1) "undefined reference to a variable n"

2) or get multiply defined errors

3) I get an 'Undefined reference" and it's a standard function.

this document is for you.

I'll try my very best to simplify what is going on, the purists can complain privately to me.

The term compilation unit comes up from time to time, to most newcomers to 'C' this will mean a c program which usually will have the .c extension. But could mean an assembler program as well, or even fortran, lets pretend all compilation units are c programs for now.

When a compilation unit is compiled, it is simply a translation from the C programming language into the machine code equivalent, whether that is x86, powerpc, or even some virtual machine (byte code interpreter). Of course if I was talking about assembler compilation units as well, this translation would be much less work for the computer to do.

A compilation unit results in a pile of data in a file which is called an object module, which often has the .o extension (windows has .obj instead). This object module has the translation of your code into the machine language (ML) of your target machine. However, it is not in the final form needed to actually run on your target machine. It simply has a copy of the translated machine codes from the c source and information needed by what is called a "linking loader" or "linker" for short, in order to link your object module with the necessary other machine code needed to run your program on your target.

When you compile a simple compilation unit, say a "Hello world" program.

 #include <stdio.h>
 int main()
 {
       printf("Hello world!\n");
 }

I'll use CC to denote your particular c compiler, there are many compilers.

 CC -o hello hello.c


The compiler compiles your translation unit into machine code somewhere, in this case into a temporary .o file.

The compiler then links that module with the necessary other object code.
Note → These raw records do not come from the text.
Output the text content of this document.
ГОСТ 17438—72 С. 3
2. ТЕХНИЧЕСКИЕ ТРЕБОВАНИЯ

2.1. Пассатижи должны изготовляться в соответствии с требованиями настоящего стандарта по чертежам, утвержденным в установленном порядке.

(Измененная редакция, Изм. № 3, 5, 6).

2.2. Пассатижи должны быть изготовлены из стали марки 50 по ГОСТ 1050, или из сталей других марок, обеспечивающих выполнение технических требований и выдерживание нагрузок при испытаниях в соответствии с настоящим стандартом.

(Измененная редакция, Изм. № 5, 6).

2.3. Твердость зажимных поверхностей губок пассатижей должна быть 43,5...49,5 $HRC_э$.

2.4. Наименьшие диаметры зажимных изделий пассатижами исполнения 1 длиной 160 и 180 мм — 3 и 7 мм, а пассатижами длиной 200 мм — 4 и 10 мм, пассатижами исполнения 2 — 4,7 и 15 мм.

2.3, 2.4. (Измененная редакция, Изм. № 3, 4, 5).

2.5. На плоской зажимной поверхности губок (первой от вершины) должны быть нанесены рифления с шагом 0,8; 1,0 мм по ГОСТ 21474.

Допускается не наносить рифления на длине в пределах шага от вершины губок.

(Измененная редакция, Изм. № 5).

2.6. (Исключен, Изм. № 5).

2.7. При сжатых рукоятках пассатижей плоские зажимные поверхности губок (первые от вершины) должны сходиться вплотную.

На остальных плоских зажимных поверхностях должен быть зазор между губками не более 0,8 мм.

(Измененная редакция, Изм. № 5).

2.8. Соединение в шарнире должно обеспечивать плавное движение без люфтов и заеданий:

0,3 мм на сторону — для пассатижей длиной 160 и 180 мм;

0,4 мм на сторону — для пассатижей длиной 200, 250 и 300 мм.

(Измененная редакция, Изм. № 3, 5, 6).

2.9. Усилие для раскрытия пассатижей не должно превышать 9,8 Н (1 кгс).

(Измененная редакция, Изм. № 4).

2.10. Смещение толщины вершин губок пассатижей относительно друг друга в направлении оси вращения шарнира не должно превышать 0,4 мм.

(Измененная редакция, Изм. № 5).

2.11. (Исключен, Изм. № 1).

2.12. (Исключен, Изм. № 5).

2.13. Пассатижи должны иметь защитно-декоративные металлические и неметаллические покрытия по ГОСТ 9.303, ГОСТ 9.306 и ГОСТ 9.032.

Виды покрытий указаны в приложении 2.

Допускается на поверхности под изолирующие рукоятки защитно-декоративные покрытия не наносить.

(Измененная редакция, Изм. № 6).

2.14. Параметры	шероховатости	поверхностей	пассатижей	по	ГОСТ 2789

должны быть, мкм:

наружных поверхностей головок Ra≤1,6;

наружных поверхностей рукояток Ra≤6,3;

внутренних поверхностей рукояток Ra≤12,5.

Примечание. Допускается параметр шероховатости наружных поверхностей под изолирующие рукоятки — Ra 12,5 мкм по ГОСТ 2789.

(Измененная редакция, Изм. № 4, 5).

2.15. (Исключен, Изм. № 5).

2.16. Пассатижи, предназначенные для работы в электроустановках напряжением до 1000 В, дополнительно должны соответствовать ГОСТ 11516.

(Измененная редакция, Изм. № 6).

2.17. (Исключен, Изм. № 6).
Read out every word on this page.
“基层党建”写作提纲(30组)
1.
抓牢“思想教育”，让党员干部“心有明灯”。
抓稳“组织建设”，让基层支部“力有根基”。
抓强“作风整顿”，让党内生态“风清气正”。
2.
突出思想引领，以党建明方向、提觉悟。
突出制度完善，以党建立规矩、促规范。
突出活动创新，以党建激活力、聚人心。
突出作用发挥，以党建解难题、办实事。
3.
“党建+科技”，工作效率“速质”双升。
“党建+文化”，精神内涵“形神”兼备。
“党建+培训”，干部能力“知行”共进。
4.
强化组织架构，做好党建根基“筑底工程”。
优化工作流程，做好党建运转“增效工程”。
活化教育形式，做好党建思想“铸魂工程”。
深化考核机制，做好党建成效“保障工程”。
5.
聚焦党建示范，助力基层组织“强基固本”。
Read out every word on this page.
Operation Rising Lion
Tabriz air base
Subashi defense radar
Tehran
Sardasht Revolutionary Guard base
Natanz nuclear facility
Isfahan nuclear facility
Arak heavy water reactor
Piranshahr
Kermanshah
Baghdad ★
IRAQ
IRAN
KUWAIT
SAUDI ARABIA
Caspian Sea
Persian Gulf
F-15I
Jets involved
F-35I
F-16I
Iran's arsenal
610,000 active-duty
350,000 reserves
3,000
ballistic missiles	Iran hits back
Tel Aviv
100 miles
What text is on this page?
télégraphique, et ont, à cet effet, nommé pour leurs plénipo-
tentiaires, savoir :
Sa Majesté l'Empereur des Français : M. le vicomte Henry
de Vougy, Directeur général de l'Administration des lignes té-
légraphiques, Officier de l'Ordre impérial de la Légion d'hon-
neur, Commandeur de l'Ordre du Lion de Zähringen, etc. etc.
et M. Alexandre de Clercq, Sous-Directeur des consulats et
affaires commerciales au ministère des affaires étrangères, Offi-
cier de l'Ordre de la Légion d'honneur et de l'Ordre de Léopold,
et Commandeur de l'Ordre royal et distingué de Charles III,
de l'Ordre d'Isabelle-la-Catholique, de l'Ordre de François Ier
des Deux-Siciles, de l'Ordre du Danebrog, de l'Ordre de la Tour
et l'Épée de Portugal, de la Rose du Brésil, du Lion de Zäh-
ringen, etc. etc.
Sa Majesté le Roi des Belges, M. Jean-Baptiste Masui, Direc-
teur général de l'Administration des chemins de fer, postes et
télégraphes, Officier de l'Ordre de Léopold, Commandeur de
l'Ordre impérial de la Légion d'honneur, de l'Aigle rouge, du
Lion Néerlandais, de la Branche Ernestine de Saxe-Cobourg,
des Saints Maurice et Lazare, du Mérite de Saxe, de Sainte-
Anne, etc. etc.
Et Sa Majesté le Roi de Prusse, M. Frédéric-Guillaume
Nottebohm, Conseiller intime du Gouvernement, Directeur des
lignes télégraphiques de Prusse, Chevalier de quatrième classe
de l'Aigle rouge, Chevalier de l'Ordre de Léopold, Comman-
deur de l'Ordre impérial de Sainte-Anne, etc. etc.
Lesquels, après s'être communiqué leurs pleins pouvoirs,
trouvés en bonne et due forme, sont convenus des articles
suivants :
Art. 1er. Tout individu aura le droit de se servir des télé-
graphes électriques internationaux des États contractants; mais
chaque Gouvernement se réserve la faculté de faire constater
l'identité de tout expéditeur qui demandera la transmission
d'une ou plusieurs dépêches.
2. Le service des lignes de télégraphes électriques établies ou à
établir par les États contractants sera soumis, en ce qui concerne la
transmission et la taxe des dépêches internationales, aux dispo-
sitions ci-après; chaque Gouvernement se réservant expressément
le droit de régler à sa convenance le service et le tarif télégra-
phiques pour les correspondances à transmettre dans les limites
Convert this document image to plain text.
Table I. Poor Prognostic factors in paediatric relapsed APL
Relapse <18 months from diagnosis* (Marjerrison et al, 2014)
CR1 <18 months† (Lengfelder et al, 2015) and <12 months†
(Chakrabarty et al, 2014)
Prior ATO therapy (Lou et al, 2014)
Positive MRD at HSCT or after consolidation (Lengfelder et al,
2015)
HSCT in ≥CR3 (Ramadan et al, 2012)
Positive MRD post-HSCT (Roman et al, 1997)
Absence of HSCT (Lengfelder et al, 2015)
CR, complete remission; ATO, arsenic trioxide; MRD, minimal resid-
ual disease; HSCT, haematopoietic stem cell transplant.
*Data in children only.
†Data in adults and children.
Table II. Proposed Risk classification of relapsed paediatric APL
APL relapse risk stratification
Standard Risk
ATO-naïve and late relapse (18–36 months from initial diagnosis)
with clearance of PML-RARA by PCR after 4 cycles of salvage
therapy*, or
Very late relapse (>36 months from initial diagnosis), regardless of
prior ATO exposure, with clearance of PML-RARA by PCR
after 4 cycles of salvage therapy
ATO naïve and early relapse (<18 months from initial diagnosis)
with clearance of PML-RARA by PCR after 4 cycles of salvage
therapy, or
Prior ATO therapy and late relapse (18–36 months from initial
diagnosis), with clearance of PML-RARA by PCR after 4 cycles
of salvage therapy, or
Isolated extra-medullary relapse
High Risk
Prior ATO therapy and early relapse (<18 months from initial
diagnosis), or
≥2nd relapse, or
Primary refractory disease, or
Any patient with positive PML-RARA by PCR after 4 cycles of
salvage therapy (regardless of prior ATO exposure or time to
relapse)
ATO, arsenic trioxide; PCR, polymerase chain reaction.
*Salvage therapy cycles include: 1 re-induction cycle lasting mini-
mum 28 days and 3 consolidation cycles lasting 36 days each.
Something like (where LD is your linking loader):

 LD -o hello startup.o tmp_hello.o somelibrary_code

Things like printf() which was defined in stdio.h are in libc.

Just for fun, here is what the process looks like on a netbsd OS.

 % cc -v -o hello hello.c
 Using built-in specs.Configured with: /usr/src/tools/gcc/../../gnu/dist/gcc4/configure --enable-long-long --disable-      multilib --enable-threads --disable-symvers --build=x86_64-unknown-netbsd4.99.72 --host=i386--netbsdelf --target=i386--netbsdelf --enable-__cxa_atexit
 Thread model: posix
 gcc version 4.1.3 20080704 prerelease (NetBSD nb2 20081120)
  /usr/libexec/cc1 -quiet -v hello.c -quiet -dumpbase hello.c -auxbase hello -version -o /var/tmp//ccw60sKT.s
 #include "..." search starts here:
 #include <...> search starts here:
  /usr/include
 End of search list.
 GNU C version 4.1.3 20080704 prerelease (NetBSD nb2 20081120) (i386--netbsdelf)
         compiled by GNU C version 4.1.3 20080704 (prerelease) (NetBSD nb2 20081120).
 GGC heuristics: --param ggc-min-expand=40 --param ggc-min-heapsize=20407
 Compiler executable checksum: 82df582ae77d27892425f205fa010350
  as -o /var/tmp//cctLsTUU.o /var/tmp//c
  ld -dc -dp -e __start -dynamic-linker /usr/libexec/ld.elf_so -o hello /usr/lib/crt0.o /usr/lib/crti.o /usr/lib  /crtbegin.o /var/tmp//cctLsTUU.o -lgcc -lgcc_eh -lc -lgcc -lgcc_eh /usr/lib/crtend.o /usr/lib/crtn.o
 % ./hello
 Hello world!

Phew! a lot of work for a simple Hello World.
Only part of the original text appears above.